The main risk factor for stroke is high blood pressure. Other risk factors include tobacco smoking, obesity, high blood cholesterol, diabetes mellitus, a previous TIA, and atrial fibrillation. An ischemic stroke is typically caused by blockage of a blood vessel, though there are also less common causes. A hemorrhagic stroke is caused by either bleeding directly into the brain or into the space between the brain's membranes. Bleeding may occur due to a ruptured brain aneurysm. Diagnosis is typically based on a physical exam and supported by medical imaging such as a CT scan or MRI scan. A CT scan can rule out bleeding, but may not necessarily rule out ischemia, which early on typically does not show up on a CT scan. Other tests such as an electrocardiogram (ECG) and blood tests are done to determine risk factors and rule out other possible causes. Low blood sugar may cause similar symptoms.
Prevention includes decreasing risk factors, as well as possibly aspirin, statins, surgery to open up the arteries to the brain in those with problematic narrowing, and warfarin in those with atrial fibrillation. A stroke or TIA often requires emergency care. An ischemic stroke, if detected within three to four and half hours, may be treatable with a medication that can break down the clot. Aspirin should be used. Some hemorrhagic strokes benefit from surgery. Treatment to try to recover lost function is called stroke rehabilitation and ideally takes place in a stroke unit; however, these are not available in much of the world.
In 2013 approximately 6.9 million people had an ischemic stroke and 3.4 million people had a hemorrhagic stroke. In 2015 there were about 42.4 million people who had previously had a stroke and were still alive. Between 1990 and 2010 the number of strokes which occurred each year decreased by approximately 10% in the developed world and increased by 10% in the developing world. In 2015, stroke was the second most frequent cause of death after coronary artery disease, accounting for 6.3 million deaths (11% of the total). About 3.0 million deaths resulted from ischemic stroke while 3.3 million deaths resulted from hemorrhagic stroke. About half of people who have had a stroke live less than one year. Overall, two thirds of strokes occurred in those over 65 years old.

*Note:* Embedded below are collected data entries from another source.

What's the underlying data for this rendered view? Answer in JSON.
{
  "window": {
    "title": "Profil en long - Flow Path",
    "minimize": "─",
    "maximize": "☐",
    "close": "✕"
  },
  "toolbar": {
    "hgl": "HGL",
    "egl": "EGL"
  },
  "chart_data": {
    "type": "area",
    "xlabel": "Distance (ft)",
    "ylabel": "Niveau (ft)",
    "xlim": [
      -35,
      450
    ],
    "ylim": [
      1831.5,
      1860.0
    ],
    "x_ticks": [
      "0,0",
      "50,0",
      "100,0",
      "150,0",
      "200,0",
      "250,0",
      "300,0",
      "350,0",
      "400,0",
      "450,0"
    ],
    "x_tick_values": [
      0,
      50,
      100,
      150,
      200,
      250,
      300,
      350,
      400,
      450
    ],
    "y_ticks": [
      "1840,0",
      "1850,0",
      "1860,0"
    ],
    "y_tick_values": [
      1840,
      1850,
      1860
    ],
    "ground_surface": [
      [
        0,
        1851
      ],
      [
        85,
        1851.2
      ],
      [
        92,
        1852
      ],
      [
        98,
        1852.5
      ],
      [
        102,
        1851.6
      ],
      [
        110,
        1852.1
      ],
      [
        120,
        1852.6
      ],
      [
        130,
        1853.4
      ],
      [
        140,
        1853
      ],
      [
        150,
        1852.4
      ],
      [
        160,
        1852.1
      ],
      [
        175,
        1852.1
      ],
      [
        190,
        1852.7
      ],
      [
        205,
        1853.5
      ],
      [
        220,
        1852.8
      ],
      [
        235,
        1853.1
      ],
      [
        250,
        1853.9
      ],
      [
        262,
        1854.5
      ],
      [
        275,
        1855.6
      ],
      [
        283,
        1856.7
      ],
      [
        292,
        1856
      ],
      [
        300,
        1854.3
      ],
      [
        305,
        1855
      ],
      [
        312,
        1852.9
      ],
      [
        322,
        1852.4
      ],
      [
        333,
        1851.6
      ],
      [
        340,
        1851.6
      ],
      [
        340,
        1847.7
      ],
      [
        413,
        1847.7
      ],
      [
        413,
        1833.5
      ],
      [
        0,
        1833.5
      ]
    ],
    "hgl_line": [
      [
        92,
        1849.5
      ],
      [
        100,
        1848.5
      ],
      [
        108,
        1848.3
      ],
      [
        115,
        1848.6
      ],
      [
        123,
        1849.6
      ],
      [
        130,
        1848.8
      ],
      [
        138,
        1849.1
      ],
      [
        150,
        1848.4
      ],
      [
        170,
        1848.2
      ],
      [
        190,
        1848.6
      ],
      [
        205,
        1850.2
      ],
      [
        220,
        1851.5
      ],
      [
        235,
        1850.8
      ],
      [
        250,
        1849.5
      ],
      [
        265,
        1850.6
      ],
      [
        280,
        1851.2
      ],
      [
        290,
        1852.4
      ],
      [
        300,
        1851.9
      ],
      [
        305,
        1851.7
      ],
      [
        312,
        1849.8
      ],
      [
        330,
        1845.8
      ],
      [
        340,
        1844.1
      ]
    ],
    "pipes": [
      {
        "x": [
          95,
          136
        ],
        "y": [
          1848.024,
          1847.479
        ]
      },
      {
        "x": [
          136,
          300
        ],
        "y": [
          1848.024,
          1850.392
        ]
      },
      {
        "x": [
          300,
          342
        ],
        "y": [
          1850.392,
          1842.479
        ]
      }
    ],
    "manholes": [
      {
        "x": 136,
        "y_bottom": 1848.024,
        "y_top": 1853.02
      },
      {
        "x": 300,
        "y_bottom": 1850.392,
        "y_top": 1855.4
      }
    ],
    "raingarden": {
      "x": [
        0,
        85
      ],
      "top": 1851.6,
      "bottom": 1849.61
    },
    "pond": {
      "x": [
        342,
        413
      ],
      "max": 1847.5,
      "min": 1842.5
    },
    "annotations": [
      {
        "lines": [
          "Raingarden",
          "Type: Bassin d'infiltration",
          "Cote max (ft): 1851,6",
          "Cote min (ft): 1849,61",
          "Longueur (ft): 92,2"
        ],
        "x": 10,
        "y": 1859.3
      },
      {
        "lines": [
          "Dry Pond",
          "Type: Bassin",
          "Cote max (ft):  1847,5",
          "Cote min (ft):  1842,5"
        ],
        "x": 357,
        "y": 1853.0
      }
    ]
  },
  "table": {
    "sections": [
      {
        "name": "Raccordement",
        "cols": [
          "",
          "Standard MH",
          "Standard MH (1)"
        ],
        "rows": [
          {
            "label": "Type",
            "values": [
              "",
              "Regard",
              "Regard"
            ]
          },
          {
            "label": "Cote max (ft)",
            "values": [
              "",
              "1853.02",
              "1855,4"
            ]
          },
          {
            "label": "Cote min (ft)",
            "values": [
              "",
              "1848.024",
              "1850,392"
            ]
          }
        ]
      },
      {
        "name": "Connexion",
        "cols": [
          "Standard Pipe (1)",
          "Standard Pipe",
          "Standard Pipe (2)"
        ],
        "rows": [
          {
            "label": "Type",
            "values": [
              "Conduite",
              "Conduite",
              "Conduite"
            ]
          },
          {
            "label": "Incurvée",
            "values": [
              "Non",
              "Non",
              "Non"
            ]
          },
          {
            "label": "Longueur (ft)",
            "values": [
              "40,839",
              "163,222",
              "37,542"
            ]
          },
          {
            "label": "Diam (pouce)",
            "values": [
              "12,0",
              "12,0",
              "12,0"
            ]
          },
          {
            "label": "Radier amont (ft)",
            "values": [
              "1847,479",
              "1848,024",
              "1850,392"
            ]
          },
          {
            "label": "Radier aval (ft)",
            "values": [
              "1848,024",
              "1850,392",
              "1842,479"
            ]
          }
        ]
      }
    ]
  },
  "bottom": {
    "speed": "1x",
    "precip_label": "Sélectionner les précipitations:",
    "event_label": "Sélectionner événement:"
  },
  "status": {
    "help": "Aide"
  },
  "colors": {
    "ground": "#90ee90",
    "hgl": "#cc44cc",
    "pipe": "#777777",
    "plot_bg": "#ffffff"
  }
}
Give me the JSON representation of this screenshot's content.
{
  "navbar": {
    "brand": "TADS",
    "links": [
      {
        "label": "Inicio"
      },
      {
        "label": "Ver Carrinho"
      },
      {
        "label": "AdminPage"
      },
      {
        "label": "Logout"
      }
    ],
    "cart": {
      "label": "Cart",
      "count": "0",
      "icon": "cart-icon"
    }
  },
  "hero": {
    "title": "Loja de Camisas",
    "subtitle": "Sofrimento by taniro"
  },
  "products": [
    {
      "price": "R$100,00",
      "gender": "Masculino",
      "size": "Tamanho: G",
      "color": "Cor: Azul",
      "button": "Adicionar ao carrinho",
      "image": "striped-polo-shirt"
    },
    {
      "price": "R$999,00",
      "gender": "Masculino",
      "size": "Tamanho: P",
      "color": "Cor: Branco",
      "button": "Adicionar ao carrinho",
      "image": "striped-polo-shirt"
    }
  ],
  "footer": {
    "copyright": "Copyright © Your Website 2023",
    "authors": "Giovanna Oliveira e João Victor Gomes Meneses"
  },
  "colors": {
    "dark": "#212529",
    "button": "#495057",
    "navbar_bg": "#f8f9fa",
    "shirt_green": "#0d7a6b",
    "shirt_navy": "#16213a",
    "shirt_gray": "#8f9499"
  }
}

Strokes can be classified into two major categories: ischemic and hemorrhagic. Ischemic strokes are caused by interruption of the blood supply to the brain, while hemorrhagic strokes result from the rupture of a blood vessel or an abnormal vascular structure. About 87% of strokes are ischemic, the rest being hemorrhagic. Bleeding can develop inside areas of ischemia, a condition known as "hemorrhagic transformation." It is unknown how many hemorrhagic strokes actually start as ischemic strokes.
In the 1970s the World Health Organization defined stroke as a "neurological deficit of cerebrovascular cause that persists beyond 24 hours or is interrupted by death within 24 hours", although the word "stroke" is centuries old. This definition was supposed to reflect the reversibility of tissue damage and was devised for the purpose, with the time frame of 24 hours being chosen arbitrarily. The 24-hour limit divides stroke from transient ischemic attack, which is a related syndrome of stroke symptoms that resolve completely within 24 hours. With the availability of treatments which can reduce stroke severity when given early, many now prefer alternative terminology, such as brain attack and acute ischemic cerebrovascular syndrome (modeled after heart attack and acute coronary syndrome, respectively), to reflect the urgency of stroke symptoms and the need to act swiftly.
In an ischemic stroke, blood supply to part of the brain is decreased, leading to dysfunction of the brain tissue in that area. There are four reasons why this might happen:
A stroke without an obvious explanation is termed cryptogenic (of unknown origin); this constitutes 30-40% of all ischemic strokes.